有个城里来的先生甚至亲自拎了酒壶来「外带」,还顺手买走了30多斤的腊肉。酒价也从最初的每斤5元涨到了30元,还是供不应求。

也有商人出高价钱想开发这洞里的山泉水,可大爷说什么也不答应——要喝酒管够,想破坏这洞里的山泉?免谈。嗯,你大爷还是你大爷!

如今,几个儿女相继成家立业,可老俩口却依然不愿意离开山洞。为了照顾二老,大儿子一家也决定留下来。

大爷腿脚不好,一手裁缝手艺也能有些收入,老伴儿勤劳贤惠,农活家务样样能干;春耕夏种,秋收冬藏,自给自足,「女耕男织」,相敬如宾,平实如水的日子里也有安逸的幸福。

如今山洞里条件也越来越好,家里添置了电视机、摩托车、洗衣机、打米机、手机等家电。去年洞外的空地上又盖了一间大房子,专门用来圈养牲口。木屋两侧还分开修缮了厕所、生产加工房,厨房和酒窖也翻修一新。

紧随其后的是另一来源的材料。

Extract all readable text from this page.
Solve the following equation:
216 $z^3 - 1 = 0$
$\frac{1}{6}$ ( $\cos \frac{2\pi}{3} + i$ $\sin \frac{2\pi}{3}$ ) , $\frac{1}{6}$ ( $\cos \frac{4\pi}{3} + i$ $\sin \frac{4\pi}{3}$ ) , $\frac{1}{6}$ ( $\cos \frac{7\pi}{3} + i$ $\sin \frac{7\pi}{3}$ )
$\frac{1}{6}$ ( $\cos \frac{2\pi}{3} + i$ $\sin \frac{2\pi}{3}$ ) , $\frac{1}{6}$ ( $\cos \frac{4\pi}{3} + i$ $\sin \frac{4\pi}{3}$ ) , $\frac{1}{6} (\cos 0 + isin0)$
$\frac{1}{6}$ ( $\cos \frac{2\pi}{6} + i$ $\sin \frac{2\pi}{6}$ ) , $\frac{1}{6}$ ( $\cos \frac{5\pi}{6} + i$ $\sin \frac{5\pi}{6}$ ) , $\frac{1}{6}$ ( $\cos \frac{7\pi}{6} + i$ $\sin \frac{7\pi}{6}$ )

小时候看爷爷在洞里酿酒烤烟,抬头看山洞外的天空又高又大。如今祝应国也做了爷爷,儿孙绕膝,他还想在这洞里守完这辈子。

「我爷爷和爸爸都活到八十多岁高龄,挺多人都说因为这儿住着能长寿。其实没这回事儿。

我一家五代人在这个山洞里生活有一百年了,我的根在这里。